Filipino colonel and politician (born 1944)

Hector M. Tarrazona (born 1944), is a former Philippine Air Force colonel and a founding member of the Reform the Armed Forces Movement (RAM). In the May 10, 2010, elections, Tarrazona ran as a senatorial candidate under the Ang Kapatiran Party banner, and was supported by the Roman Catholic Church, along with Rizalito David, Jo Aurea Imbong, Adrian Sison, Reginald Tamayo, and Manuel Valdehuesa Jr.

==Early years==
Tarrazona was born on 26 November 1944 in Cabatuan, Iloilo. He graduated salutatorian of his batch in high school then attended Central Philippine University from 1962 to 1964 and studied civil engineering.

==Military and political career==
In 1964, he went to the Philippine Military Academy, and graduated with the Class of '68.

In 1970, he took an undergraduate pilot training in the Philippine Air Force Flying School in Fernando Air Base in Lipa, Batangas; and in 1982, he went to Monterey, California, U.S.A. to study International Defense Management at the Naval Postgraduate School.

He went back to the Philippines and finished his master's degree in Business Administration.

Tarrazona also taught the courses, Intelligence Officer Basic Course and Military Intelligence Collection Course at the Special Intelligence Training School. Concurrent during his service years, Col. Tarrazona was also vice president and general manager of Rajah Broadcasting Network (DZRJ) from 1983 to 1985, and from 1986 to 1987. He was external vice president and general manager of the Armed Forces of the Philippines General Insurance Corporation.
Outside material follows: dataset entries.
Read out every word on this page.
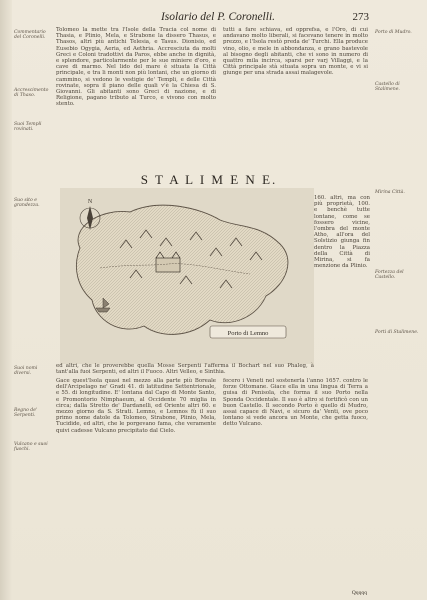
Isolario del P. Coronelli.	273
Commentario del Coronelli.
Accrescimento di Thaso.
Suoi Templi rovinati.
Suo sito e grandezza.
Suoi nomi diversi.
Regno de' Serpenti.
Vulcano e suoi fuochi.
Porto di Mudro.
Castello di Stalimene.
Mirina Città.
Fortezza del Castello.
Porti di Stalimene.
Tolomeo la mette tra l'Isole della Tracia col nome di Thasia, e Plinio, Mela, e Strabone la dissero Thasus, e Thasos, altri più antichi Telesia, e Tasus. Dionisio, ed Eusebio Ogygia, Aeria, ed Aethria. Accresciuta da molti Greci e Coloni tradottivi da Paros, ebbe anche in dignità, e splendore, particolarmente per le sue miniere d'oro, e cave di marmo. Nel lido del mare è situata la Città principale, e tra li monti non più lontani, che un giorno di cammino, si vedono le vestigie de' Templi, e delle Città rovinate, sopra il piano delle quali v'è la Chiesa di S. Giovanni. Gli abitanti sono Greci di nazione, e di Religione, pagano tributo al Turco, e vivono con molto stento.
tutti a fare schiava, ed opprefsa, e l'Oro, di cui andavano molto liberali, si facevano tenere in molto prezzo, e l'Isola restò preda de' Turchi. Ella produce vino, olio, e mele in abbondanza, e grano bastevole al bisogno degli abitanti, che vi sono in numero di quattro mila incirca, sparsi per varj Villaggi, e la Città principale stà situata sopra un monte, e vi si giunge per una strada assai malagevole.
S T A L I M E N E.
N
Porto di Lemno
160. altri, ma con più proprietà, 100. e benchè tutte lontane, come se fossero vicine, l'ombra del monte Atho, all'ora del Solstizio giunga fin dentro la Piazza della Città di Mirina, si fa menzione da Plinio.
ed altri, che le proverebbe quella Mosse Serpenti l'afferma il Bochart nel suo Phaleg, à tant'alla fuoi Serpenti, ed altri il Fuoco. Altri Velleo, e Sinthia.
Gace quest'Isola quasi nel mezzo alla parte più Boreale dell'Arcipelago ne' Gradi 41. di latitudine Settentrionale, e 55. di longitudine. E' lontana dal Capo di Monte Santo, e Promontorio Nimphaeum, al Occidente 70 miglia in circa; dalla Stretto de' Dardanelli, ed Oriente altri 60. e mezzo giorno da S. Strati. Lemno, e Lemnos fù il suo primo nome datole da Tolomeo, Strabone, Plinio, Mela, Tucidide, ed altri, che le porgevano fama, che veramente quivi cadesse Vulcano precipitato dal Cielo.
fecero i Veneti nel sostenerla l'anno 1657. contro le forze Ottomane. Giace ella in una lingua di Terra a guisa di Penisola, che forma il suo Porto nella Sponda Occidentale. Il suo è altro si fortificò con un buon Castello. Il secondo Porto è quello di Mudro, assai capace di Navi, e sicuro da' Venti, ove poco lontano si vede ancora un Monte, che getta fuoco, detto Vulcano.
Qqqqq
In the formation of the Reform the Armed Forces Movement (RAM), Tarrazona was elected to the 11-man Executive Committee. In January 1986, Tarrazona was one of the seven military officers who announced the formation of the Reformed Armed Forces Movement (RAM). It was also Tarrazona who called on Col. Antonio Sotelo, of the 15th Strike Wing in Villamor Air Base during the height of the People Power Revolution, and convinced the latter to support the revolution against the dictator Pres. Ferdinand Marcos. The switching of the 15th Strike Wing to the rebel camp was one of the crucial moments of the revolution.

After the 1987 coup attempts against the Aquino administration, Col. Tarrazona was suspected involvement and ordered arrested. Tarrazona denied this and was later released.

==Later life==
In 1991, he attended the Ateneo de Manila University and later the Asian Institute of Management where he received his master's degree in Development Management.

From 1991 to 1992, he was the senior vice president for comptroller-ship of the Armed Forces and Police Savings and Loan Association, Inc. (AFPSLAI). He was president of the AFP Officers Village Association, Inc., from 1991 to 1994 and then in 2003 to 2006. From 1995 to 1996, he was vice president for Corporate Planning and Business Development of Primetown Property Group, Inc.; from 1997 to 1998, he was chief operating officer and general manager of Public Safety Mutual Benefit Fund Inc.; and from 2001 to 2002, he was president of Riviera Sports and Country Club.

Tarrazona founded the Child Development and Guidance Center Cooperative where he served as vice chairman. He was also the financial and management consultant of the following companies: Rajah Broadcasting Network, Miralles Furniture, Air Materiel Wing Savings and Loan Association, Inc. (AMWSLAI), Public Safety Mutual Benefit Fund, Inc. (PSMBFI,) GMA Channel 7, and Velprint Corporation. He also served as assistant chief of Air Staff for Civil Military Operations, chief of the military personnel branch under the office of the Assistant Secretary for Administration, and senior military assistant to the Secretary of National Defense.

Tarrazona is currently the consultant/chief of the Airmen Examination Board at the Civil Aviation Authority of the Philippines.

Tarrazona also authored After EDSA, a book on his personal account of the EDSA Revolution and his views on the problems of the Filipino society. He occasionally writes articles for the Cavalier Magazine of the PMA Alumni Association, Inc.